Health engineering dept has finalised an ambitious plan to install water purifiers in govt schools, health facilities
drinking water is something many of Sindh’s government schools and health
facilities have long struggled with. Luckily for them, the provincial
government has a noble, albeit ambitious plan: it will equip all of them with
water purifiers powered by nothing more than the sun.
According to Sindh officials, the plan to install solar-powered reverse osmosis (RO) filtration units in government schools and health facilities have been devised in compliance with the orders of the Supreme Court-mandated water commission.
The plan, they said, has been divided into phases. In the first, 4,000 of Sindh’s roughly 43,000 government schools and 1,300 of the province’s health facilities will be equipped with the RO filtration units.
“The PC-1 for this initiative is almost complete. We have decided to allocate Rs2 billion to the first phase of this plan and will release Rs500 million in the current fiscal year,” Public Health Engineering Department Secretary Roshan Ali Shaikh told The Express Tribune. “Once installed, these solar-powered water filtration units should provide residents of areas with contaminated water supply with clean drinking water while running off the power grid.”
Sindh government sources said the public health engineering department has asked the provincial government’s education and health wings to identify schools and health centres that are struggling to provide potable water. In many remote areas, such as Thar, Kachho and Kohistan, residents spend much of their day fetching water from distant water sources, they said. According to them, the scheme should provide them with easy access to clean drinking water, making their lives considerably easier.
“We are also devising a plan on how to maintain these plants,” said Shaikh. “The public health engineering department is also going to build model villages with economically sustainable housing projects in Thar and other districts,” he added.
“Thar, in particular, is unique in terms of contrast.
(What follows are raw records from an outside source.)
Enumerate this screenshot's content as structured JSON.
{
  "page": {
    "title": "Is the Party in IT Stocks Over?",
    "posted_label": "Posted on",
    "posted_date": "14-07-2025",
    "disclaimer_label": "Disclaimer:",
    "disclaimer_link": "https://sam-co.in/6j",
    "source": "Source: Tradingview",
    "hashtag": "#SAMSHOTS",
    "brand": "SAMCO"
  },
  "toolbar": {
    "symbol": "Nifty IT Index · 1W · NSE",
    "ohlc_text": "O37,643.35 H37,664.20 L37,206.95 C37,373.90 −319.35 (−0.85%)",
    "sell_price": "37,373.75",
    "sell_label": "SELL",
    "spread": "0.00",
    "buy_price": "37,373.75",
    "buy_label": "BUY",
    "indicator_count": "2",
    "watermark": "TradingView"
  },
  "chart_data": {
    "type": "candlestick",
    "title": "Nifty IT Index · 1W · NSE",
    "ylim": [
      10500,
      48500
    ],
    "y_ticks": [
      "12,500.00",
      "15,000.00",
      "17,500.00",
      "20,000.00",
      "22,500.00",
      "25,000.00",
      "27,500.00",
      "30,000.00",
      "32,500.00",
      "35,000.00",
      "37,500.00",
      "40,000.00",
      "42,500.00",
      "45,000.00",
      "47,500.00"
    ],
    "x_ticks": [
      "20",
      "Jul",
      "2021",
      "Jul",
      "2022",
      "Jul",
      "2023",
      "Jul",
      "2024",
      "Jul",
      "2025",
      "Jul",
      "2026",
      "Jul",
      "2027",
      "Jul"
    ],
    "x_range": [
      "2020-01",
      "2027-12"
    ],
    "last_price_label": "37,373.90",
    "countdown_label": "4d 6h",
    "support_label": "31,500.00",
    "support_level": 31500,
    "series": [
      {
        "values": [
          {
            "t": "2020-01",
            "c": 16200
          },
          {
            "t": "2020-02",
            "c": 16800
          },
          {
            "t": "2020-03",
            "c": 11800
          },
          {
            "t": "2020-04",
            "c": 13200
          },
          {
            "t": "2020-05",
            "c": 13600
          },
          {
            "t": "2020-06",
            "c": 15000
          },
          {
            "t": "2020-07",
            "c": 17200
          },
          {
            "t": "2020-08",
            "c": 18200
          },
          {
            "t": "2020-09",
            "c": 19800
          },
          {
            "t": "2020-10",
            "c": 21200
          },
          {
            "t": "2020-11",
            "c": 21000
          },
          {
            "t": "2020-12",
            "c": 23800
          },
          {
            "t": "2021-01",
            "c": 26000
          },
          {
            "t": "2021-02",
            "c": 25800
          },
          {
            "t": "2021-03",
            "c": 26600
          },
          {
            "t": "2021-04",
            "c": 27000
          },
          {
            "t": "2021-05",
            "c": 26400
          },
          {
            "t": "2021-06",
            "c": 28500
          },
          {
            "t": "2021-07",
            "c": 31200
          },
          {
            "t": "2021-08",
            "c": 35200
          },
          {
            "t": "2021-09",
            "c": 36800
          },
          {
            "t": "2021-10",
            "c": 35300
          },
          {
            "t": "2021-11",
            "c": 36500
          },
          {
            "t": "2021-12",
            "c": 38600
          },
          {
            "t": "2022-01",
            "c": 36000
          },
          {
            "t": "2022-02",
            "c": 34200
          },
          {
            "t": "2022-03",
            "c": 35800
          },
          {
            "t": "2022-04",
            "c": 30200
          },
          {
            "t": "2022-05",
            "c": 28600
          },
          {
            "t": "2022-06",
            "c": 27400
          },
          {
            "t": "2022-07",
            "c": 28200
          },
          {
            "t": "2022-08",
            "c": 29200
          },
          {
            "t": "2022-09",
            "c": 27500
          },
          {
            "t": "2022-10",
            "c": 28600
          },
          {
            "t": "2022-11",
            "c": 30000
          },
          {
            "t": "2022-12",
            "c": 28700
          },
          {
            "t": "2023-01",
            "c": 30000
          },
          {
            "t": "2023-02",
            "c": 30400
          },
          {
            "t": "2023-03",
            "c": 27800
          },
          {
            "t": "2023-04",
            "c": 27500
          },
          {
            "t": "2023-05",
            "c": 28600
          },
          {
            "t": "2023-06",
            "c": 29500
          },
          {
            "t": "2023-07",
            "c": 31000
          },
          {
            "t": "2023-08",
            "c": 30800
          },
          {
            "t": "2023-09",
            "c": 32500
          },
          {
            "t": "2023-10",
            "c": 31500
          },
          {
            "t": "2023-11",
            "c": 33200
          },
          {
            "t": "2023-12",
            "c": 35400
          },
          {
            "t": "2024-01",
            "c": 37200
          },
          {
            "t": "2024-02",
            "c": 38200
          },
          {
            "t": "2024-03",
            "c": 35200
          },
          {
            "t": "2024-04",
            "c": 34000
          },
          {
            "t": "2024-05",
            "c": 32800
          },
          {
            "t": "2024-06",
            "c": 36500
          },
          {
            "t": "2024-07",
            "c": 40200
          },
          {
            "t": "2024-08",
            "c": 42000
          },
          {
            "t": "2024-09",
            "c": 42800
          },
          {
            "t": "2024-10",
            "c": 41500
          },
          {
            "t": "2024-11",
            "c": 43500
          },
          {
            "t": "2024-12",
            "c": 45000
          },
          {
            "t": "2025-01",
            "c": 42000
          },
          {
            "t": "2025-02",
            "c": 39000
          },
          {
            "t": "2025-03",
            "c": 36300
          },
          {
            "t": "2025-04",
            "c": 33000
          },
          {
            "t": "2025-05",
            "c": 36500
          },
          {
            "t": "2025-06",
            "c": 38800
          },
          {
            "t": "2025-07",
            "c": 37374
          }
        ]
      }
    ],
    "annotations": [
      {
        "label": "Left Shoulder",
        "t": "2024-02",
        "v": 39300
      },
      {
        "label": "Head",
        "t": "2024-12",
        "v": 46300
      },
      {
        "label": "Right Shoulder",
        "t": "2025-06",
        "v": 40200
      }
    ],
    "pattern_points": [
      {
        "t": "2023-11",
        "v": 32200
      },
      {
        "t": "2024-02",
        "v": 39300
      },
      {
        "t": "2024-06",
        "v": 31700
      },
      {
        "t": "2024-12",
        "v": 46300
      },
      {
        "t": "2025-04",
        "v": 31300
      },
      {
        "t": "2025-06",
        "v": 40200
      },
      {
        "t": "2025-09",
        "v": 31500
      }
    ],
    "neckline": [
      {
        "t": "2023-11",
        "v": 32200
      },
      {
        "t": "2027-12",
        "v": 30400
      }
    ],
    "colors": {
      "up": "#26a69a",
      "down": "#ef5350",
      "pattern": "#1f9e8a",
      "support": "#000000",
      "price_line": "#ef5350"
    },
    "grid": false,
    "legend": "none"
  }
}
Although rich in mineral resources and possessing great tourism potential due to its natural beauty, its residents suffer serious food security, health, education and livestock issues,” noted Shaikh. “That is why the Sindh government has pinpointed this area in particular for model villages.”
Outlining the vision for these model villages, the public health engineering secretary said: “We have an integrated and a holistic strategic approach. Each model village will have a community water tank for human consumption and a pond for livestock water needs. Every village will also have RO filters, health facilities, and every house in the village will come with a kitchen, garden and a pitcher-irrigation system for fruit trees and vegetables.”
He added that the government also plans to introduce joint fodder cultivation under village community supervision and set up training centres for prospective artisans in coordination with the social welfare department and NGOs.
Speaking to The Express Tribune, Sindh Public Health Engineering Minister Mir Shabbir Ali Bijarani complained that “some sections of media highlight negative stories from the province, ignoring the positive work we are carrying out, especially in Thar.”
“We are working on water security in Thar by dividing it in seven zones. Our department has devised a plan so that people can get potable water at doorsteps,” he said, insisting that the construction and revamp of rural drainage and water supply schemes is the Sindh government’s priority.